More Flesch-Kincaid grade-level nonsense

« previous post | next post »

Matt Viser, "For presidential hopefuls, simpler language resonates" (" Trump tops GOP field while talking to voters at fourth-grade level"), Boston Globe 10.20/2015:

When Donald Trump announced his presidential campaign, he decried the lack of intelligence of elected officials in characteristically blunt terms.

“How stupid are our leaders?” he said. “How stupid are they?”

But with his own choice of words and his short, simple sentences, Trump’s speech could have been comprehended by a fourth-grader. Yes, a fourth-grader.

The Globe reviewed the language used by 19 presidential candidates, Democrats and Republicans, in speeches announcing their campaigns for the 2016 presidential election. The review, using a common algorithm called the Flesch-Kincaid readability test that crunches word choice and sentence structure and spits out grade-level rankings, produced some striking results.

The Republican candidates — like Trump — who are speaking at a level easily understood by people at the lower end of the education spectrum are outperforming their highfalutin opponents in the polls.

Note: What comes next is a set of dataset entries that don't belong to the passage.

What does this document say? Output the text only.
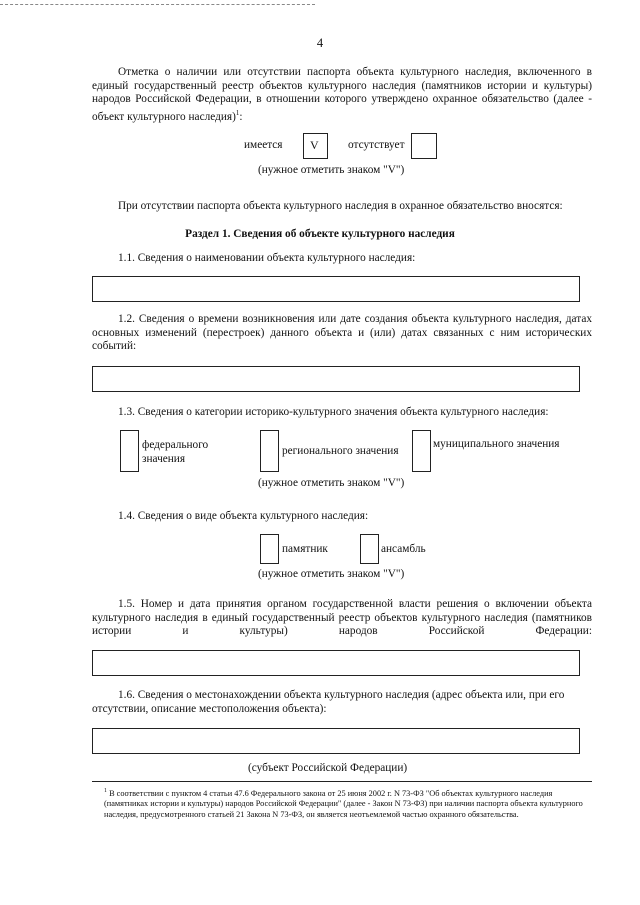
4

Отметка о наличии или отсутствии паспорта объекта культурного наследия, включенного в единый государственный реестр объектов культурного наследия (памятников истории и культуры) народов Российской Федерации, в отношении которого утверждено охранное обязательство (далее - объект культурного наследия)$^1$:

имеется V	отсутствует
(нужное отметить знаком "V")

При отсутствии паспорта объекта культурного наследия в охранное обязательство вносятся:

Раздел 1. Сведения об объекте культурного наследия

1.1. Сведения о наименовании объекта культурного наследия:

1.2. Сведения о времени возникновения или дате создания объекта культурного наследия, датах основных изменений (перестроек) данного объекта и (или) датах связанных с ним исторических событий:

1.3. Сведения о категории историко-культурного значения объекта культурного наследия:

федерального
значения
регионального значения
муниципального значения
(нужное отметить знаком "V")

1.4. Сведения о виде объекта культурного наследия:

памятник	ансамбль
(нужное отметить знаком "V")

1.5. Номер и дата принятия органом государственной власти решения о включении объекта культурного наследия в единый государственный реестр объектов культурного наследия (памятников истории и культуры) народов Российской Федерации:

1.6. Сведения о местонахождении объекта культурного наследия (адрес объекта или, при его отсутствии, описание местоположения объекта):

(субъект Российской Федерации)

$^1$ В соответствии с пунктом 4 статьи 47.6 Федерального закона от 25 июня 2002 г. N 73-ФЗ "Об объектах культурного наследия (памятниках истории и культуры) народов Российской Федерации" (далее - Закон N 73-ФЗ) при наличии паспорта объекта культурного наследия, предусмотренного статьей 21 Закона N 73-ФЗ, он является неотъемлемой частью охранного обязательства.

How stupid are our journalists?

Over and over again, they dress up plausible insights, like "Simpler language succeeds in politics", with credulous references to an outdated and simple-minded metric that pretends to predict reading level based only on average word and sentence length.

For some details, see "Another dumb Flesch-Kincaid exercise", 10/26/2014, which observes that this passage scores at the 3.9 grade level:

Uva haq jvrqre syvrtra Csrvyr;
Nzbef yrvpugr Csrvyr syvrtra
Iba qrz fpuynaxra tbyqra Obtra,
Zäqpura, frvq vue avpug trgebssra?
Rf vfg Tyüpx! Rf vfg ahe Tyüpx.

Jnehz syvrtg re fb va Rvyr?
Wrar qbeg jvyy re orfvrtra;
Fpuba vfg re ibeorv trsybtra;
Fbetybf oyrvog qre Ohfra bssra;
Trorg npug! Re xbzzg mheüpx!

And this most recent application (to the "speeches announcing [the candidates'] campaigns for the 2016 presidential election") is especially dumb, because some of these speeches were written texts, while others are transcripts of presentations ad libbed on the spot. Spoken language is generally less formal than written language, and will tend to have shorter words. Sentence length — in either case — depends a lot on punctuation choices. And in transcripts of extemporized remarks, the punctuation choices are not even those of the author of the remarks.

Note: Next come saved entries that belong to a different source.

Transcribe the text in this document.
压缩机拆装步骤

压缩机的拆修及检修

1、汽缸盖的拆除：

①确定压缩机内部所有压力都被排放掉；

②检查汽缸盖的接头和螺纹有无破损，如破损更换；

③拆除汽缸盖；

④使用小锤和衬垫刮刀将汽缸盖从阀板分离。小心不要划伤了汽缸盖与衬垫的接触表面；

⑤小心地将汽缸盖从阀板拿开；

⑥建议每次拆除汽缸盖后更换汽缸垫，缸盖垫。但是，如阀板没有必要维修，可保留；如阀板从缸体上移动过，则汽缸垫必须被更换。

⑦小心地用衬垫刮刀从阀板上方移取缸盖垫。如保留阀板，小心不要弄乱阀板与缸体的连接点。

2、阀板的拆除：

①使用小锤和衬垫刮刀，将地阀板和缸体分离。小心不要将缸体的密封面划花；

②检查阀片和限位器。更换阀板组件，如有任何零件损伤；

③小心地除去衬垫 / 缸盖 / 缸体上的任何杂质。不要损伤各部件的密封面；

Here are three differently-punctuated paragraphs from Trump's announcement, brought up from the comments:

It’s coming from more than Mexico. It’s coming from all over South and Latin America. And it’s coming probably — probably — from the Middle East. But we don’t know. Because we have no protection and we have no competence, we don’t know what’s happening. And it’s got to stop and it’s got to stop fast. [Grade level 4.4]

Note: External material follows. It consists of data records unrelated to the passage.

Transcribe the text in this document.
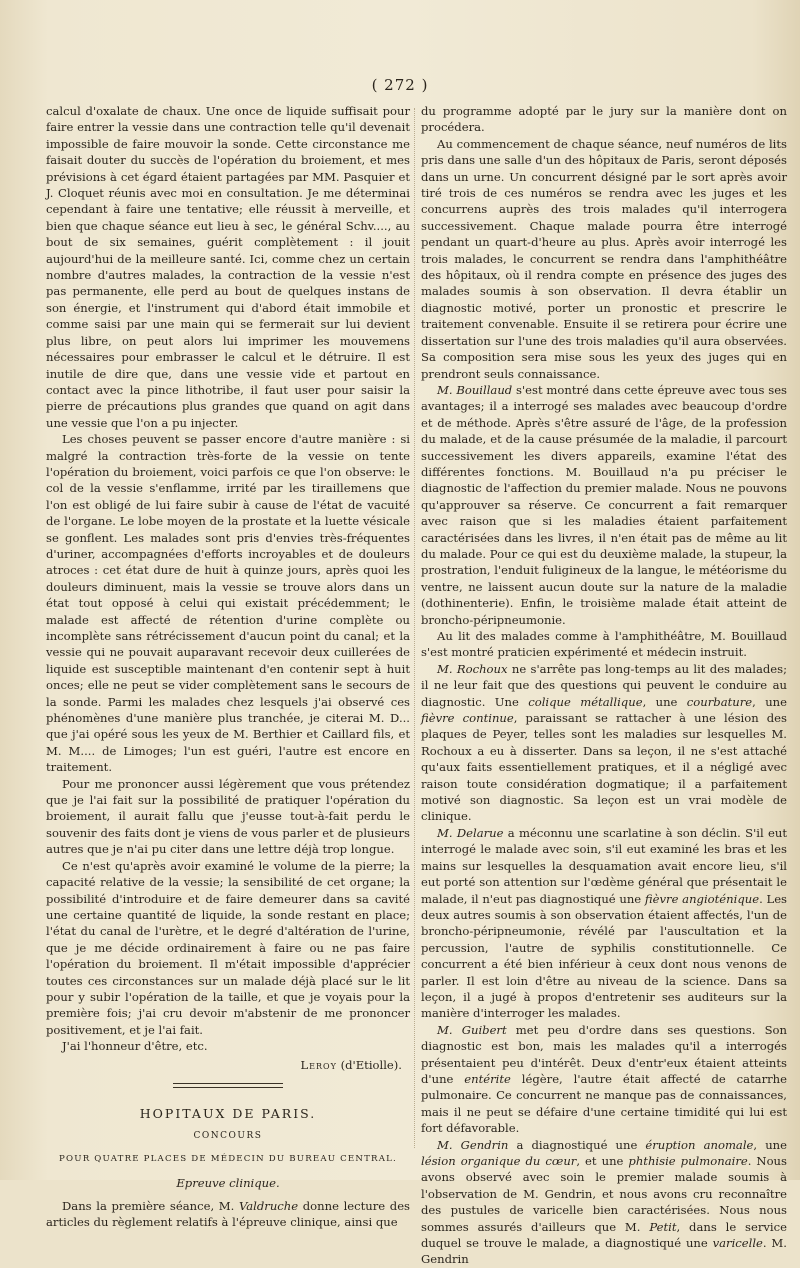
( 272 )

calcul d'oxalate de chaux. Une once de liquide suffisait pour faire entrer la vessie dans une contraction telle qu'il devenait impossible de faire mouvoir la sonde. Cette circonstance me faisait douter du succès de l'opération du broiement, et mes prévisions à cet égard étaient partagées par MM. Pasquier et J. Cloquet réunis avec moi en consultation. Je me déterminai cependant à faire une tentative; elle réussit à merveille, et bien que chaque séance eut lieu à sec, le général Schv...., au bout de six semaines, guérit complètement : il jouit aujourd'hui de la meilleure santé. Ici, comme chez un certain nombre d'autres malades, la contraction de la vessie n'est pas permanente, elle perd au bout de quelques instans de son énergie, et l'instrument qui d'abord était immobile et comme saisi par une main qui se fermerait sur lui devient plus libre, on peut alors lui imprimer les mouvemens nécessaires pour embrasser le calcul et le détruire. Il est inutile de dire que, dans une vessie vide et partout en contact avec la pince lithotribe, il faut user pour saisir la pierre de précautions plus grandes que quand on agit dans une vessie que l'on a pu injecter.

Les choses peuvent se passer encore d'autre manière : si malgré la contraction très-forte de la vessie on tente l'opération du broiement, voici parfois ce que l'on observe: le col de la vessie s'enflamme, irrité par les tiraillemens que l'on est obligé de lui faire subir à cause de l'état de vacuité de l'organe. Le lobe moyen de la prostate et la luette vésicale se gonflent. Les malades sont pris d'envies très-fréquentes d'uriner, accompagnées d'efforts incroyables et de douleurs atroces : cet état dure de huit à quinze jours, après quoi les douleurs diminuent, mais la vessie se trouve alors dans un état tout opposé à celui qui existait précédemment; le malade est affecté de rétention d'urine complète ou incomplète sans rétrécissement d'aucun point du canal; et la vessie qui ne pouvait auparavant recevoir deux cuillerées de liquide est susceptible maintenant d'en contenir sept à huit onces; elle ne peut se vider complètement sans le secours de la sonde. Parmi les malades chez lesquels j'ai observé ces phénomènes d'une manière plus tranchée, je citerai M. D... que j'ai opéré sous les yeux de M. Berthier et Caillard fils, et M. M.... de Limoges; l'un est guéri, l'autre est encore en traitement.

Pour me prononcer aussi légèrement que vous prétendez que je l'ai fait sur la possibilité de pratiquer l'opération du broiement, il aurait fallu que j'eusse tout-à-fait perdu le souvenir des faits dont je viens de vous parler et de plusieurs autres que je n'ai pu citer dans une lettre déjà trop longue.

Ce n'est qu'après avoir examiné le volume de la pierre; la capacité relative de la vessie; la sensibilité de cet organe; la possibilité d'introduire et de faire demeurer dans sa cavité une certaine quantité de liquide, la sonde restant en place; l'état du canal de l'urètre, et le degré d'altération de l'urine, que je me décide ordinairement à faire ou ne pas faire l'opération du broiement. Il m'était impossible d'apprécier toutes ces circonstances sur un malade déjà placé sur le lit pour y subir l'opération de la taille, et que je voyais pour la première fois; j'ai cru devoir m'abstenir de me prononcer positivement, et je l'ai fait.

J'ai l'honneur d'être, etc.

Leroy (d'Etiolle).
HOPITAUX DE PARIS.
CONCOURS
POUR QUATRE PLACES DE MÉDECIN DU BUREAU CENTRAL.
Epreuve clinique.

Dans la première séance, M. Valdruche donne lecture des articles du règlement relatifs à l'épreuve clinique, ainsi que

du programme adopté par le jury sur la manière dont on procédera.

Au commencement de chaque séance, neuf numéros de lits pris dans une salle d'un des hôpitaux de Paris, seront déposés dans un urne. Un concurrent désigné par le sort après avoir tiré trois de ces numéros se rendra avec les juges et les concurrens auprès des trois malades qu'il interrogera successivement. Chaque malade pourra être interrogé pendant un quart-d'heure au plus. Après avoir interrogé les trois malades, le concurrent se rendra dans l'amphithéâtre des hôpitaux, où il rendra compte en présence des juges des malades soumis à son observation. Il devra établir un diagnostic motivé, porter un pronostic et prescrire le traitement convenable. Ensuite il se retirera pour écrire une dissertation sur l'une des trois maladies qu'il aura observées. Sa composition sera mise sous les yeux des juges qui en prendront seuls connaissance.

M. Bouillaud s'est montré dans cette épreuve avec tous ses avantages; il a interrogé ses malades avec beaucoup d'ordre et de méthode. Après s'être assuré de l'âge, de la profession du malade, et de la cause présumée de la maladie, il parcourt successivement les divers appareils, examine l'état des différentes fonctions. M. Bouillaud n'a pu préciser le diagnostic de l'affection du premier malade. Nous ne pouvons qu'approuver sa réserve. Ce concurrent a fait remarquer avec raison que si les maladies étaient parfaitement caractérisées dans les livres, il n'en était pas de même au lit du malade. Pour ce qui est du deuxième malade, la stupeur, la prostration, l'enduit fuligineux de la langue, le météorisme du ventre, ne laissent aucun doute sur la nature de la maladie (dothinenterie). Enfin, le troisième malade était atteint de broncho-péripneumonie.

Au lit des malades comme à l'amphithéâtre, M. Bouillaud s'est montré praticien expérimenté et médecin instruit.

M. Rochoux ne s'arrête pas long-temps au lit des malades; il ne leur fait que des questions qui peuvent le conduire au diagnostic. Une colique métallique, une courbature, une fièvre continue, paraissant se rattacher à une lésion des plaques de Peyer, telles sont les maladies sur lesquelles M. Rochoux a eu à disserter. Dans sa leçon, il ne s'est attaché qu'aux faits essentiellement pratiques, et il a négligé avec raison toute considération dogmatique; il a parfaitement motivé son diagnostic. Sa leçon est un vrai modèle de clinique.

M. Delarue a méconnu une scarlatine à son déclin. S'il eut interrogé le malade avec soin, s'il eut examiné les bras et les mains sur lesquelles la desquamation avait encore lieu, s'il eut porté son attention sur l'œdème général que présentait le malade, il n'eut pas diagnostiqué une fièvre angioténique. Les deux autres soumis à son observation étaient affectés, l'un de broncho-péripneumonie, révélé par l'auscultation et la percussion, l'autre de syphilis constitutionnelle. Ce concurrent a été bien inférieur à ceux dont nous venons de parler. Il est loin d'être au niveau de la science. Dans sa leçon, il a jugé à propos d'entretenir ses auditeurs sur la manière d'interroger les malades.

M. Guibert met peu d'ordre dans ses questions. Son diagnostic est bon, mais les malades qu'il a interrogés présentaient peu d'intérêt. Deux d'entr'eux étaient atteints d'une entérite légère, l'autre était affecté de catarrhe pulmonaire. Ce concurrent ne manque pas de connaissances, mais il ne peut se défaire d'une certaine timidité qui lui est fort défavorable.

M. Gendrin a diagnostiqué une éruption anomale, une lésion organique du cœur, et une phthisie pulmonaire. Nous avons observé avec soin le premier malade soumis à l'observation de M. Gendrin, et nous avons cru reconnaître des pustules de varicelle bien caractérisées. Nous nous sommes assurés d'ailleurs que M. Petit, dans le service duquel se trouve le malade, a diagnostiqué une varicelle. M. Gendrin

It’s coming from more than Mexico, it’s coming from all over South and Latin America, and it’s coming probably — probably — from the Middle East. But we don’t know, because we have no protection and we have no competence, we don’t know what’s happening. And it’s got to stop and it’s got to stop fast. [Grade level 8.5]

It’s coming from more than Mexico, it’s coming from all over South and Latin America, and it’s coming probably — probably — from the Middle East; but we don’t know, because we have no protection and we have no competence, we don’t know what’s happening. And it’s got to stop and it’s got to stop fast. [Grade level 12.5]

It's uncharitable and unfair of me to imply that the author of the Globe piece might be "stupid". But at some point, journalists should look behind the label to see what a metric like "the Flesch-Kincaid score" really is, and ask themselves whether invoking it is adding anything to their analysis except for a false facade of scientism.

 

 

 



18 Comments

  1. Dr G Cox said,

    October 23, 2015 @ 7:27 am

    Wisdom can be stated in simple words.
    Meaningless concatenations of incoherent arguments can be wrapped in exotic vocabulary.

    [(myl) But the Flesch-Kincaid measure doesn't even care whether the input letter-strings are actual words of English, as opposed to random gibberish…]

  2. Chips Mackinolty said,

    October 23, 2015 @ 7:35 am

    Curious. The Australian media at the moment, joined by the British conservative press, are currently praising the newly coup-installed Australian PM Malcolm Turnbull, for speaking intelligently and in more-than-three-word-slogans. Certainly he is a long way from Trumpist Flesch-Kincaid simplicity in delivery, but seems to be hitting the mark … at least with the media. At least in media reports, I suspect the same is true of the newly installed Trudeau in Canada, who appears to be able to string a few words together in more than one language!

  3. tpr said,

    October 23, 2015 @ 8:43 am

    While I'm not interested in defending the Flesch-Kincaid measure, I'm not terribly convinced by your reasoning here, Mark. The algorithm might not "care whether the input letter-strings are actual words of English, as opposed to random gibberish", but if you start with the minimal assumption that the input IS composed of actual words of English produced in the wild, how well does it track reading level then? The reasons why it would fail under these circumstances are much more relevant to any debunking of its usefulness than arguing that it fails on gibberish. I assume that there is at least some correlation between word lengths and reading level, though probably because shorter words tend to be more common.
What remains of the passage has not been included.